This walk starts off at Bedford bus station a TL047498. Leave the main bus station building, keeping a multi-storey car park across the bus station on the right, and head out onto the A6 Greyfriars, with a large roundabout a few yards away to the right. Cross the A6 using the traffic light controlled pedestrian crossing, and then turn right for a few yards towards the roundabout, following the Station Link route, which is marked on the pavement. Take the first exit off the roundabout to continue along the A6, and after about fifty yards turn left down Alexandra Place. When this road ends at a T-junction, turn right down Alexandra Road. This soon curves to the left to become Woburn Road, which in turn ends at a T-junction with the A5141 Ashburnham Road. Turn left for about thirty yards to reach the pedestrian crossing over the road, cross the road, and then continue straight to reach the railway station.
From the railway station, head back to the A5141 and then turn right to follow it south. After a couple of hundred metres a roundabout is reached with a footbridge ahead; turn left to follow the road; when a crossing is reached, cross to the other side of the road and continue a short distance to another roundabout. Take the second exit to the right, carefully crossing a road to join Prebend Street. Follow this, and just before a bridge over the river is reached, turn right down a path that slopes down to meet another path that runs along the northern bank of the Great Ouse. Turn left to follow the path under the bridge, and carry on with the river on the right for 500 metres until the path rises to meet the A6 road by a stone bridge over the river.
Turn right to cross the bridge; at the southern end turn right along a path that leads into St Mary's Gardens, and then immediately right along another path that leads down to the riverside path. Here turn right once more to head under a low archway of the bridge. On the other side, continue on across a series of footbridges with the river on the left until a bridge over a weir is reached. Cross the bridge over the weir to join a path that runs along a narrow island between two different river streams. The path passes a bridge over the end of a canal lock before reaching a large bandstand. Take a path that leads off to the right, heading towards a bridge over one of the river streams.

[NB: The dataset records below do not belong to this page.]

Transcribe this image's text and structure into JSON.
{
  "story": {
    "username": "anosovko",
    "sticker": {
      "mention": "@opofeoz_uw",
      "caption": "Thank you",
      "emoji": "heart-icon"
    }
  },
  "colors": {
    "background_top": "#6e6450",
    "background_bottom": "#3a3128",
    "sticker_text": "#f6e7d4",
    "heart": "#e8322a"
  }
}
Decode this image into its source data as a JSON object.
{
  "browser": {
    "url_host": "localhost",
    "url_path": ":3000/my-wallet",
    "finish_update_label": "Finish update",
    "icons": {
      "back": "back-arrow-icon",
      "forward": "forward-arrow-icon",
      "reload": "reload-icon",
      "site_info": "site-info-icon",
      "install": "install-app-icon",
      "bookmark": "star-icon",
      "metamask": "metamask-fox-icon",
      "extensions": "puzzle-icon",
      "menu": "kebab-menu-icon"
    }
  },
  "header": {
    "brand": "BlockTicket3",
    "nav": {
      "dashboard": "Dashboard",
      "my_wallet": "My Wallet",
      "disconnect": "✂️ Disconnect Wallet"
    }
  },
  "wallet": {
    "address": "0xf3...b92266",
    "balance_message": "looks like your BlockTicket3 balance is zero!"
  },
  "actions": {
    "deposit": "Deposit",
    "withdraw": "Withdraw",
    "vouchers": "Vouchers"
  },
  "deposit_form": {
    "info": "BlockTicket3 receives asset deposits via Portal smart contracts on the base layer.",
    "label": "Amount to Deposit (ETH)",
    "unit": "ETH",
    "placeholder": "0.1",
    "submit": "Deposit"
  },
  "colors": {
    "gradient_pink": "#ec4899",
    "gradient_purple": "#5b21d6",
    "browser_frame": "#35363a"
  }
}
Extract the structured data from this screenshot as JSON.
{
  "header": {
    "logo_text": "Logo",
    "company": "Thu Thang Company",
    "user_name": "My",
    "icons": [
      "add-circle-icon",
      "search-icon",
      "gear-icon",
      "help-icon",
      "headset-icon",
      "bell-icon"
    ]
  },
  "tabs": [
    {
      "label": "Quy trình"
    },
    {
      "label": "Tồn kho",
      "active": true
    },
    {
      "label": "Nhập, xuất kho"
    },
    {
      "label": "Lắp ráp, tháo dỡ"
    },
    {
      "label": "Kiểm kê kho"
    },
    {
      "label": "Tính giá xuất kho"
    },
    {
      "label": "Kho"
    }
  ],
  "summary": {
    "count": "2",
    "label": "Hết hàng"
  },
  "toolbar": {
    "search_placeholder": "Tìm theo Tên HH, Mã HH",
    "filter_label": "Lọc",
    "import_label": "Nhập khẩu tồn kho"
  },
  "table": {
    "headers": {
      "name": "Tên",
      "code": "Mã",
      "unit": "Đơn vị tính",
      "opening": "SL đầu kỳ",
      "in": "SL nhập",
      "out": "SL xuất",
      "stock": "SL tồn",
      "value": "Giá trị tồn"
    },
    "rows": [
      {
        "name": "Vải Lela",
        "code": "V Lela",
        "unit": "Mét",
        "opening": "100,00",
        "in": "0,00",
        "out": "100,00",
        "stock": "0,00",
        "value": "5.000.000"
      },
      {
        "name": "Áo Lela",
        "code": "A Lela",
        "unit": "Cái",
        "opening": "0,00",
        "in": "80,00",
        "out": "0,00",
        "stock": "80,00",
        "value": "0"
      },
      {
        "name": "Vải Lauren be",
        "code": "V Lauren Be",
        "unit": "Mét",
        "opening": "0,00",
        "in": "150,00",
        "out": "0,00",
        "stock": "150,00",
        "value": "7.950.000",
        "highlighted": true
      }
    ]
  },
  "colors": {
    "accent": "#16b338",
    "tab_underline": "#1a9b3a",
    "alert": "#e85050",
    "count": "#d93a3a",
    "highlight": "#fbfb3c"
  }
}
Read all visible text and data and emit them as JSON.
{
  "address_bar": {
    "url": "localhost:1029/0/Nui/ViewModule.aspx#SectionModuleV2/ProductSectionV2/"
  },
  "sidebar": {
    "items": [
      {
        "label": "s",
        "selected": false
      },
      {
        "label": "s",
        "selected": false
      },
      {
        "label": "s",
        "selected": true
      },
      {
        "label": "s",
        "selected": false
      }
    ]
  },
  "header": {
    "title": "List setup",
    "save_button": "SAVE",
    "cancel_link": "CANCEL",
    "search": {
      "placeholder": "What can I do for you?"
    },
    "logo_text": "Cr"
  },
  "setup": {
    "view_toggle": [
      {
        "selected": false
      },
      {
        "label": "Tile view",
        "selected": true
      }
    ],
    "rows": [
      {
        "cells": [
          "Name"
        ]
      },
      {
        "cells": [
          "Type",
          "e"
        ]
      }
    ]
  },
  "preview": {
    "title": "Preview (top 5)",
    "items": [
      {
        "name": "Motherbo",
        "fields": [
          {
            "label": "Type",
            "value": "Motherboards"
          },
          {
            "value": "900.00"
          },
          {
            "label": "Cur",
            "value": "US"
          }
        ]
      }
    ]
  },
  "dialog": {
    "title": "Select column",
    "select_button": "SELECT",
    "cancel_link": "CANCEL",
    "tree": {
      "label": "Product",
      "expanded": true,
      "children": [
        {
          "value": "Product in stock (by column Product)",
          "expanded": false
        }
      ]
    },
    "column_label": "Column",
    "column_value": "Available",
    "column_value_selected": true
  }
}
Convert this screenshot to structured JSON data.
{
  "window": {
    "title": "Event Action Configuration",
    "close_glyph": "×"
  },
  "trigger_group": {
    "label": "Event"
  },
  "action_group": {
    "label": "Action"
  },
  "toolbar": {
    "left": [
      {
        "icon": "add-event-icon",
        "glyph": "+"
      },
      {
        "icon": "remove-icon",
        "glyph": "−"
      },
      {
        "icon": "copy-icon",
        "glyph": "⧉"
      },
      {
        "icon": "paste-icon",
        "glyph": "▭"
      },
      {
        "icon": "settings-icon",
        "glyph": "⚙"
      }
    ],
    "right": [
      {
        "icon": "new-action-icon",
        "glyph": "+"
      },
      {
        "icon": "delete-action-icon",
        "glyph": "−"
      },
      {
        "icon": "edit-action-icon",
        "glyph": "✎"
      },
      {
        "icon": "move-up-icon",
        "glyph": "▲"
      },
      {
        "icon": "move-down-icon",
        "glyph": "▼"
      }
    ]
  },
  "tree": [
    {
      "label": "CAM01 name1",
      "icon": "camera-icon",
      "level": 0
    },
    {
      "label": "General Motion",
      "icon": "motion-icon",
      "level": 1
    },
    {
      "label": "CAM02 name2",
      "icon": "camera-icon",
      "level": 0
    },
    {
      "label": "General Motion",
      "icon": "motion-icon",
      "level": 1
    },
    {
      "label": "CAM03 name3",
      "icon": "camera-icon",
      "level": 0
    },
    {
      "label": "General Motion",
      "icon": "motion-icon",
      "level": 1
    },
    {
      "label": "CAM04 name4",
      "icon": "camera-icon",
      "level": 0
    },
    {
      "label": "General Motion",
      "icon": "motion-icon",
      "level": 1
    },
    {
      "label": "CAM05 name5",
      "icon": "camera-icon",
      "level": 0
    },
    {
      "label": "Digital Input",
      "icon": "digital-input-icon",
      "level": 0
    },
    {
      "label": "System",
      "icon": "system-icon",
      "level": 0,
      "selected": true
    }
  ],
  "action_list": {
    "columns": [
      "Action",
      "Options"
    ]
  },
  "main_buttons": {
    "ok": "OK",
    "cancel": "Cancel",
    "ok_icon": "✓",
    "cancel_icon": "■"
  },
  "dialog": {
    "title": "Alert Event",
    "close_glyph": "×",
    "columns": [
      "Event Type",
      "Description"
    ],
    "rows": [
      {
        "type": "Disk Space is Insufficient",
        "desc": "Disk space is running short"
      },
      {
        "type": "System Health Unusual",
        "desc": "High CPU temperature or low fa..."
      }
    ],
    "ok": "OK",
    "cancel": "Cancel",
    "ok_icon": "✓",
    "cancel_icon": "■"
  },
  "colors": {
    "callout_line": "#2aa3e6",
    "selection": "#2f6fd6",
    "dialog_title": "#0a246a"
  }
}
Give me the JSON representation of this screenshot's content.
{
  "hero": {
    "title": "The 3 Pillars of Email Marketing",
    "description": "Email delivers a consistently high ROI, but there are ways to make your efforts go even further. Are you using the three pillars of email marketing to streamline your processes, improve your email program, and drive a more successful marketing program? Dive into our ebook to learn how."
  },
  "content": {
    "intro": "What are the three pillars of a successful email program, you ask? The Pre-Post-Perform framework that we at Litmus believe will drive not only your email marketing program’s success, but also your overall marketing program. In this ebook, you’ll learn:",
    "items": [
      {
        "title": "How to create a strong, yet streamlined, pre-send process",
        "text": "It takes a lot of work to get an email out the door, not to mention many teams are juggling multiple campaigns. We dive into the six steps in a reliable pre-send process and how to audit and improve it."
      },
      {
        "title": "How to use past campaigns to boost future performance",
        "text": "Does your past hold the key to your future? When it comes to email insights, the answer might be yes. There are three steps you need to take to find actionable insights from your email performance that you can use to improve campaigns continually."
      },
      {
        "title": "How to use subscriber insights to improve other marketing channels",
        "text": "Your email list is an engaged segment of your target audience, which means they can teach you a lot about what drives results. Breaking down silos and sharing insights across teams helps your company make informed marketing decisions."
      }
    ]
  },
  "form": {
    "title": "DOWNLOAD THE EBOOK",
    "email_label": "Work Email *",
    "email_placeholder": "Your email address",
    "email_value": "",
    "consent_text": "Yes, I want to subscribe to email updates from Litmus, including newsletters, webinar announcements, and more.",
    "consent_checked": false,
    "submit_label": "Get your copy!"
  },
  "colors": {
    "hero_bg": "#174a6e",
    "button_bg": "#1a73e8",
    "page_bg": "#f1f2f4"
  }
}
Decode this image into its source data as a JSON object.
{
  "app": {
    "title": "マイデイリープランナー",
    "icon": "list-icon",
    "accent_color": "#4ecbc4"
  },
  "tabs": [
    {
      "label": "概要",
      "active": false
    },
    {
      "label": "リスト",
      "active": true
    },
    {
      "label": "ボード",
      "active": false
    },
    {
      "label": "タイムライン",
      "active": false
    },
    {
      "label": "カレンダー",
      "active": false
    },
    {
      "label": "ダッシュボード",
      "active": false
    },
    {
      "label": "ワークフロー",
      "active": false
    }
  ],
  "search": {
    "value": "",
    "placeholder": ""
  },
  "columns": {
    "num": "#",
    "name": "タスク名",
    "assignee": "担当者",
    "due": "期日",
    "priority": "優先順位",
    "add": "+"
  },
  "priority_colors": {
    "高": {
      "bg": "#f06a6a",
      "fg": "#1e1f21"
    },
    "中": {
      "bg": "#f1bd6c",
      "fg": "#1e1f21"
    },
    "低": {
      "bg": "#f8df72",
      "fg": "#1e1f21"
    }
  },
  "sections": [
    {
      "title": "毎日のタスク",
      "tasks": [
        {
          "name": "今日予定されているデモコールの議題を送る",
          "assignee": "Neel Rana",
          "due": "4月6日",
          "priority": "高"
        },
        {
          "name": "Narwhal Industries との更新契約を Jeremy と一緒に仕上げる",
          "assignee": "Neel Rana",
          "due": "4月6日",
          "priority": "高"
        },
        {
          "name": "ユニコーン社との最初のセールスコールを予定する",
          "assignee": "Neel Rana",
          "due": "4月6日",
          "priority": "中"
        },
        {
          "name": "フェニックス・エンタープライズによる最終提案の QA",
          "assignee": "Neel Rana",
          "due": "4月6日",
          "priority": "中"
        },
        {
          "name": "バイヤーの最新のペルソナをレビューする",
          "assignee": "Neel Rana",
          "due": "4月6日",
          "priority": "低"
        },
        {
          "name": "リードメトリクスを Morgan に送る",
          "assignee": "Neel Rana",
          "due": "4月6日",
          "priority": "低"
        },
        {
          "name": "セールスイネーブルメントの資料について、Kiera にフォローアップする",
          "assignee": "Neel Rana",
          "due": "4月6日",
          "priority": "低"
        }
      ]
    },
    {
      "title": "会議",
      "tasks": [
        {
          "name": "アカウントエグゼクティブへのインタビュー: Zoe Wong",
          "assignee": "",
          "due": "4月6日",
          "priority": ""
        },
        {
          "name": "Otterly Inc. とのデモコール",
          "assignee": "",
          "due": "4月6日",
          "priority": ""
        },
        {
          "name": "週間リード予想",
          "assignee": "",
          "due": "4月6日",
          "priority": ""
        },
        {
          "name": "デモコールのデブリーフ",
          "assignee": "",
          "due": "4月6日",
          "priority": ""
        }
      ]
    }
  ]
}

Cross this bridge, and on the other side turn left to follow a path that heads east with the river to the left. After nearly half a mile it passes under a bridge that carries the A5140 overhead. A few yards beyond the A5140 bridge, turn left to cross a pedestrian bridge over the river. On the other side turn right along a path that runs with the river away to the right. The path soon rises to cross the course of an old railway line, before descending down into a field and turning left to parallel the river. It passes a clump of trees, and at the end of the field reaches a footbridge. Cross this and turn right to follow the path as it skirts the river. The path soon rises to cross a footbridge over the entrance to a marina before heading on.
The path crosses a couple of other bridges, including one over the entrance to a flood relief channel. Three-quarters of a mile after the marina, Cardington lock is reached at TL078488. Immediately before the lock, turn left along another path that heads away from the river, crossing a footbridge over a stream and entering a small area of woodland. It crosses the other end of the flood relief channel on another footbridge before reaching another track in front of a lake in Priory Park. Turn right along this new path, with the lake's shore to the left, and when it curves to the left after a few yards, turn right across a grassy area. This heads between a lake on the left and the river on the right, with both hidden by trees for long periods. Half a mile after leaving the lake, the path climbs slightly to reach the course of the old railway line at TL079496.
Turn right to follow the track running along the old railway eastwards, immediately crossing a large bridge over the river and passing a sewage works on the right. After a little over half a mile the track curves to the left and climbs to reach a bridge over the A421 dual carriageway. Turn right to cross the bridge, and continue as the track descends before curving to the left to resume its easterly course. It crosses a couple of tracks, the second of which is a large access road to a sand and gravel pit, before it angles slightly off to the left through trees. Nearly a mile after the A421 bridge, the path ends at a T-junction with another track. Turn right to follow this track as it crosses a bridge over a stream to reach a gate that leads into a car park at TL104501.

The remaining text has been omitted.